Многих, в том числе и меня, сильно интересовало, какую роль играл Дюма в неаполитанской революции? Что за странная дружба у него с Гарибальди, и какая вообще может быть дружба между этими двумя человеками, так мало имеющими между собою общего? Дюма, со своей стороны, мало заботился о разъяснении этих таинственных пунктов. Гарибальди еще меньше об этом думал, и конечно, очень многим не раз приходило в голову, что эта короткость есть не что иное, как создание пылкой фантазии французского романиста.

Но между тем были факты неоспоримые. Дюма имел в своих руках записки Гарибальди, даже некоторые из частных его корреспонденций, и был уполномочен по своему собственному выбору выпустить их в свет под своей же редакцией. Эта доверенность со стороны человека, каков диктатор Обеих Сицилий, была делом не совсем обыкновенным. Но тщетно я стремился проникнуть под таинственную занавесь. Я мог узнать только то, что Дюма на своей яхте перевез ружья из Марселя в Сицилию, для первой экспедиции, и еще оказал несколько услуг подобного же рода.

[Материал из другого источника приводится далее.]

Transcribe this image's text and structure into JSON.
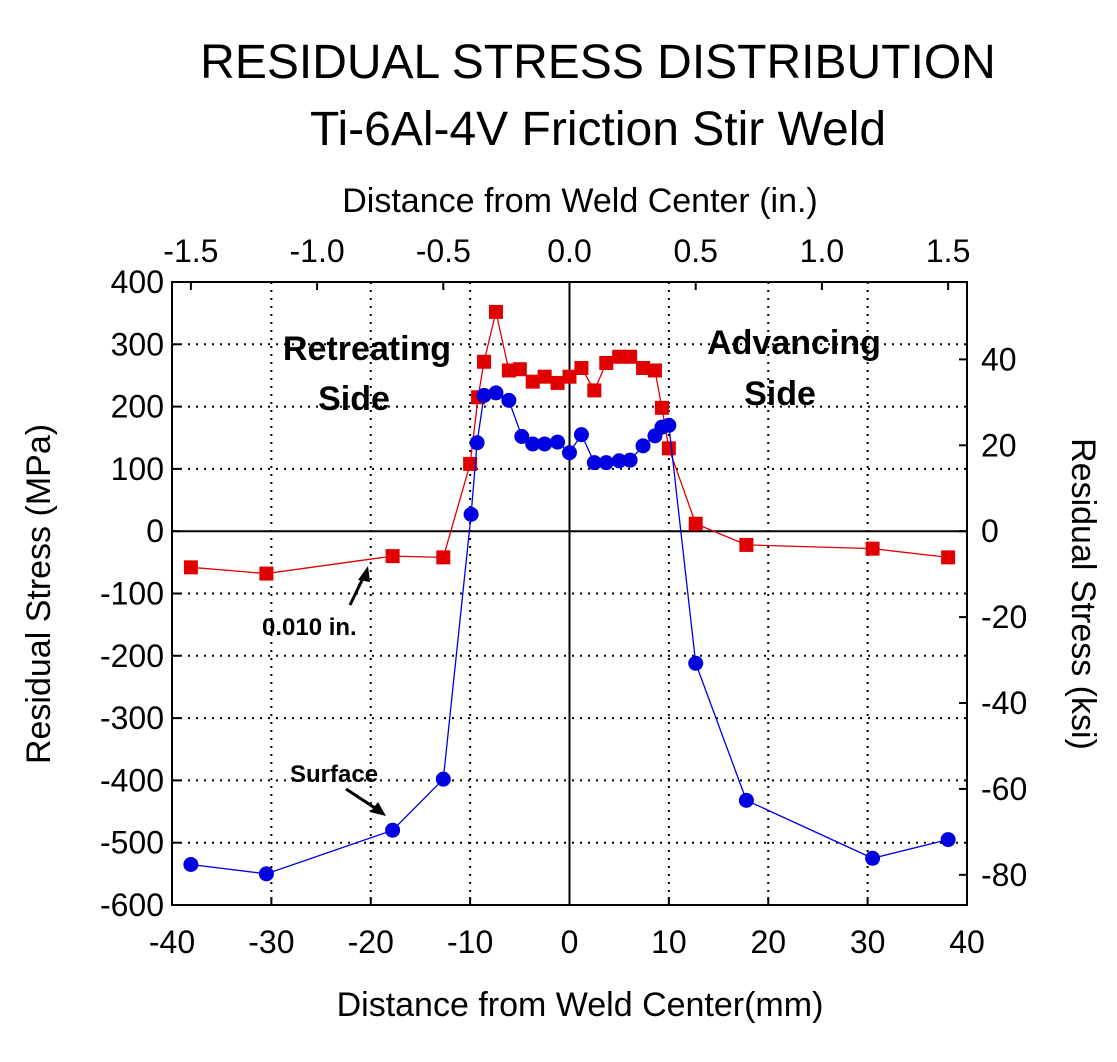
{
  "chart_data": {
    "type": "scatter",
    "title": "RESIDUAL STRESS DISTRIBUTION",
    "subtitle": "Ti-6Al-4V Friction Stir Weld",
    "xlabel": "Distance from Weld Center(mm)",
    "ylabel": "Residual Stress (MPa)",
    "x2label": "Distance from Weld Center (in.)",
    "y2label": "Residual Stress (ksi)",
    "xlim": [
      -40,
      40
    ],
    "ylim": [
      -600,
      400
    ],
    "xticks": [
      "-40",
      "-30",
      "-20",
      "-10",
      "0",
      "10",
      "20",
      "30",
      "40"
    ],
    "yticks": [
      "400",
      "300",
      "200",
      "100",
      "0",
      "-100",
      "-200",
      "-300",
      "-400",
      "-500",
      "-600"
    ],
    "x2ticks": [
      "-1.5",
      "-1.0",
      "-0.5",
      "0.0",
      "0.5",
      "1.0",
      "1.5"
    ],
    "y2ticks": [
      "40",
      "20",
      "0",
      "-20",
      "-40",
      "-60",
      "-80"
    ],
    "grid": true,
    "annotations": {
      "retreating_line1": "Retreating",
      "retreating_line2": "Side",
      "advancing_line1": "Advancing",
      "advancing_line2": "Side",
      "depth_label": "0.010 in.",
      "surface_label": "Surface"
    },
    "series": [
      {
        "name": "0.010 in.",
        "color": "#e00000",
        "line_color": "#e00000",
        "marker": "square",
        "x": [
          -38.1,
          -30.5,
          -17.8,
          -12.7,
          -10.0,
          -9.2,
          -8.6,
          -7.4,
          -6.1,
          -5.0,
          -3.7,
          -2.5,
          -1.2,
          0,
          1.2,
          2.5,
          3.7,
          5.0,
          6.1,
          7.4,
          8.6,
          9.3,
          10.0,
          12.7,
          17.8,
          30.5,
          38.1
        ],
        "y": [
          -58,
          -68,
          -40,
          -42,
          108,
          215,
          272,
          352,
          258,
          260,
          240,
          248,
          238,
          248,
          262,
          226,
          270,
          280,
          280,
          262,
          258,
          198,
          133,
          12,
          -22,
          -28,
          -42
        ]
      },
      {
        "name": "Surface",
        "color": "#0000e0",
        "line_color": "#0000e0",
        "marker": "circle",
        "x": [
          -38.1,
          -30.5,
          -17.8,
          -12.7,
          -9.9,
          -9.3,
          -8.6,
          -7.4,
          -6.1,
          -4.8,
          -3.7,
          -2.5,
          -1.2,
          0,
          1.2,
          2.5,
          3.7,
          5.0,
          6.1,
          7.4,
          8.6,
          9.3,
          10.0,
          12.7,
          17.8,
          30.5,
          38.1
        ],
        "y": [
          -535,
          -550,
          -480,
          -398,
          27,
          142,
          218,
          222,
          210,
          152,
          140,
          140,
          143,
          126,
          155,
          110,
          110,
          113,
          114,
          137,
          153,
          167,
          170,
          -212,
          -432,
          -525,
          -495
        ]
      }
    ]
  }
}
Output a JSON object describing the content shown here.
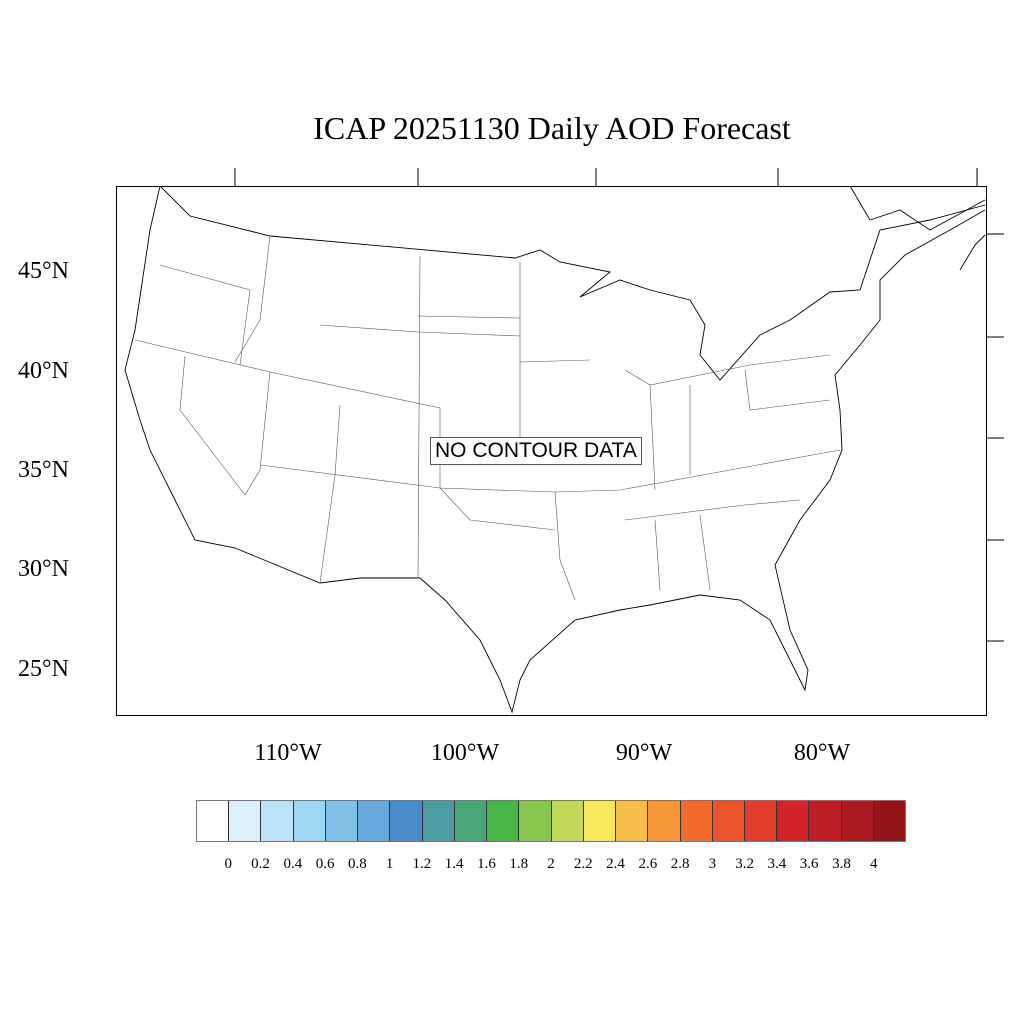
{
  "title": "ICAP 20251130 Daily AOD Forecast",
  "map": {
    "lat_labels": [
      "45°N",
      "40°N",
      "35°N",
      "30°N",
      "25°N"
    ],
    "lon_labels": [
      "110°W",
      "100°W",
      "90°W",
      "80°W"
    ],
    "no_data_text": "NO CONTOUR DATA"
  },
  "colorbar": {
    "labels": [
      "0",
      "0.2",
      "0.4",
      "0.6",
      "0.8",
      "1",
      "1.2",
      "1.4",
      "1.6",
      "1.8",
      "2",
      "2.2",
      "2.4",
      "2.6",
      "2.8",
      "3",
      "3.2",
      "3.4",
      "3.6",
      "3.8",
      "4"
    ],
    "colors": [
      "#ffffff",
      "#dcf0fa",
      "#bde5f7",
      "#9dd6f3",
      "#82c0e7",
      "#67a9db",
      "#4a8cca",
      "#4a9ca0",
      "#48a674",
      "#4ab547",
      "#86c64c",
      "#c4d85a",
      "#f7e85b",
      "#f7be4b",
      "#f6963b",
      "#f46b2b",
      "#ea5530",
      "#e03c2c",
      "#d42229",
      "#bf1d26",
      "#aa1a22",
      "#931519"
    ]
  }
}
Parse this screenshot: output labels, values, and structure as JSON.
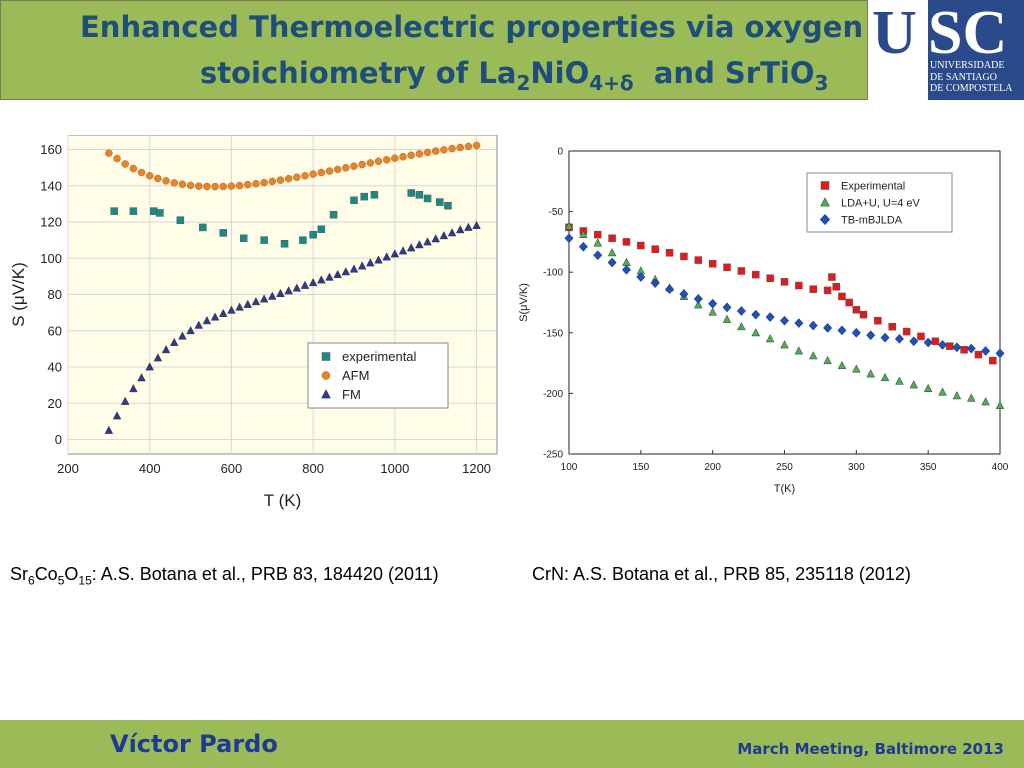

По взятии Палермо, Дюма тотчас же основал там свою резиденцию и объявил о выходе в свет нового журнала, под его редакцией на французском и итальянском языках. Гарибальди принял в этом деле искреннее участие, и во главе объявления напечатана была следующая коротенькая приписка от него:

«Журнал, который будет издаваться другом моим Дюма, под благородным названием Independente, будет верен своему имени и восстанет против меня первого, если когда-либо я совращусь с дороги, которой шел твердо до сих пор. Гарибальди».

Когда бурбонцы оставили Неаполь, Дюма переселился туда и, как я уже сказал, поместился в казенном дворце, отведенном ему диктаторским декретом.